Foreign Affairs
Morality and the Intervention in Syria
There are two distinct conversations going on about the legitimacy of the West's expected military campaign against Syrian president Bashar al-Assad. The first has to do with whether military action is an appropriate response to the wanton violation of a near-universally held norm — in this case, the taboo against the use of chemical weapons, which the Assad regime allegedly violated last week. The second centers on whether military action is an appropriate means for protecting civilian populations from atrocities (of whatever kind) committed by their governments. These conversations, although often conflated, have very little to do with one another, since each policy goal suggests a very different form of intervention.
Despite diplomatic rhetoric, the goal of upholding the chemical weapons taboo is not the same thing as the goal of protecting civilians. It has more to do with protecting aset of shared international understandings about the proper conduct of warfare. If the goal were really to protect civilians, the West would have intervened long ago: bombs and guns have killed far more civilians, at least as horribly, as last week's gas attack.

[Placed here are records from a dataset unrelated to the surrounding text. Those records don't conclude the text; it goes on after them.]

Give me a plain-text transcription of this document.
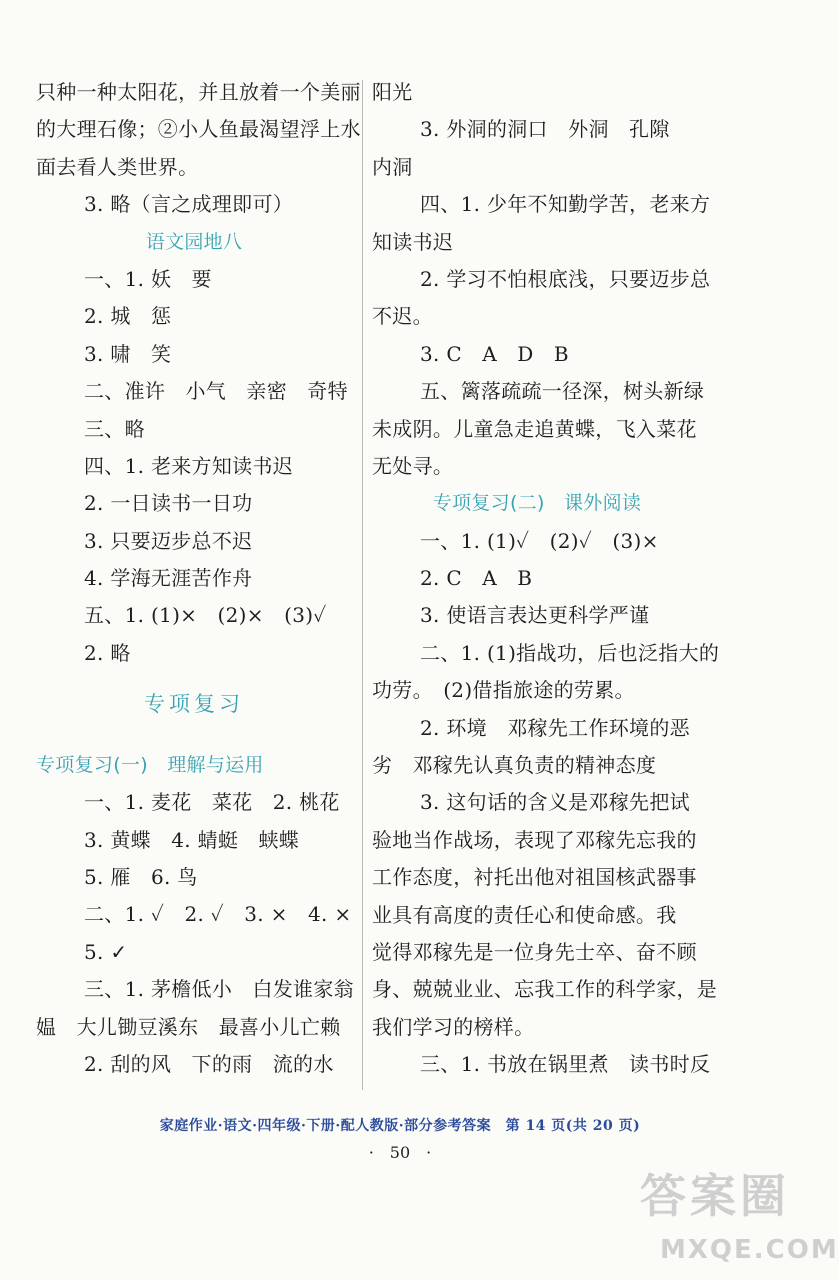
只种一种太阳花，并且放着一个美丽
的大理石像；②小人鱼最渴望浮上水
面去看人类世界。
3. 略（言之成理即可）
语文园地八
一、1. 妖　要
2. 城　惩
3. 啸　笑
二、准许　小气　亲密　奇特
三、略
四、1. 老来方知读书迟
2. 一日读书一日功
3. 只要迈步总不迟
4. 学海无涯苦作舟
五、1. (1)×　(2)×　(3)✓
2. 略
专项复习
专项复习(一)　理解与运用
一、1. 麦花　菜花　2. 桃花
3. 黄蝶　4. 蜻蜓　蛱蝶
5. 雁　6. 鸟
二、1. ✓　2. ✓　3. ×　4. ×
5. ✓
三、1. 茅檐低小　白发谁家翁
媪　大儿锄豆溪东　最喜小儿亡赖
2. 刮的风　下的雨　流的水
阳光
3. 外洞的洞口　外洞　孔隙
内洞
四、1. 少年不知勤学苦，老来方
知读书迟
2. 学习不怕根底浅，只要迈步总
不迟。
3. C　A　D　B
五、篱落疏疏一径深，树头新绿
未成阴。儿童急走追黄蝶，飞入菜花
无处寻。
专项复习(二)　课外阅读
一、1. (1)✓　(2)✓　(3)×
2. C　A　B
3. 使语言表达更科学严谨
二、1. (1)指战功，后也泛指大的
功劳。　(2)借指旅途的劳累。
2. 环境　邓稼先工作环境的恶
劣　邓稼先认真负责的精神态度
3. 这句话的含义是邓稼先把试
验地当作战场，表现了邓稼先忘我的
工作态度，衬托出他对祖国核武器事
业具有高度的责任心和使命感。我
觉得邓稼先是一位身先士卒、奋不顾
身、兢兢业业、忘我工作的科学家，是
我们学习的榜样。
三、1. 书放在锅里煮　读书时反
家庭作业·语文·四年级·下册·配人教版·部分参考答案　第 14 页(共 20 页)
·　50　·
答案圈
MXQE.COM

The Obama administration has already confirmed that its primary concern is with protecting the norm and punishing its violators. Given that goal, the appropriate course of action would be to, first, independently verify who violated it. The United States claims that it has "no doubt" that Syria was behind last week's chemical attack, but that remains an open question until the UN inspectors have completed their investigation. Second, the United States would have to consider a range of policy options for affirming, condemning, and lawfully punishing the perpetrator before resorting to force, particularly unlawful force. As Article36.org, a nongovernmental organization notes, these might include condemnation, an arms embargo, sanctions, or any of the other bilateral and multilateral measures that are typically used torespond to violations of weapons norms (and which might be at least as effective as air strikes, if not more so). Third, should the United States decide on military action, with or without a UN Security Council resolution, it would need to adhere to international norms regulating the use of specific weapons in combat.
It is thus worrying that the proposed military strikes against Syria rely on Tomahawk missiles, which are capable of carrying cluster munitions and which have been decried on humanitarian grounds by numerous governments and civil society groups. Equally alarming is that the planned strikes would likely involve the use ofexplosives in populated areas, which is in violation of emerging international concerns about such behavior. Although there is historical precedent for the legitimacy of violating the UN Charter in order to enforce global humanitarian norms, it would be seen as hypocritical to violate those very norms in the service of their affirmation.
Such strikes should not be confused with military action to protect civilians. Indeed, even a by-the-book strike meant to punish Syria for the use of WMD, although perhaps ethically justifiable as a way to affirm and promote politically important global norms, would look very different from a robust military intervention to protect Syrian civilians. In that case, R2P doctrine should come into play. Although the doctrine does sanction the otherwise unlawful use of force in certain grave circumstances — a threshold arguably met in Syria quite some time ago — it also treats military force as a last resort. And it requires states to consider both just cause in terms of civilians lost, not the type of weapon that killed them, and right authority. That means opting for multilateralism at minimum, which suggests that the United Kingdom's new statement in favor of unilateral intervention would not be consistent with R2P. Right intention also matters: the goal would have to be actually protecting civilians as far as possible within the bounds of international law, rather than maintaining credibility or protecting brute national interests.
Most importantly, R2P requires policymakers and military planners to weigh just cause against the question of whether there is a reasonable prospect of success at reducing civilian bloodshed, given the available resources and constraints, and to select the best type of intervention to meet the goals, which generally means a much longer commitment of blood and treasure than punitive air strikes. (During the intervention in Kosovo, to which the expected Syria intervention has been compared, Western powers sought not just to cripple Milosevic from the air, but also to end combat, negotiate a settlement, and insert ground troops under the mandate of a robust multi-national peacekeeping operation.) In certain scenarios, military strikes simply wouldn't pass these various tests. In cases in which forceful action would risk more civilian lives than it could save, continued diplomacy and non-coercive measures are more consistent with R2P.
It is a matter of argument whether that is the case here. Smart people have made the case for and against military intervention in Syria on humanitarian grounds. But the question of whether intervention — at this time, in this way, for this reason — will protect civilians in Syria is a very different question than whether punishment for violating the chemical weapons taboo is warranted. Since each policy goal suggests a different type of intervention, Western powers shouldn't try to have it both ways.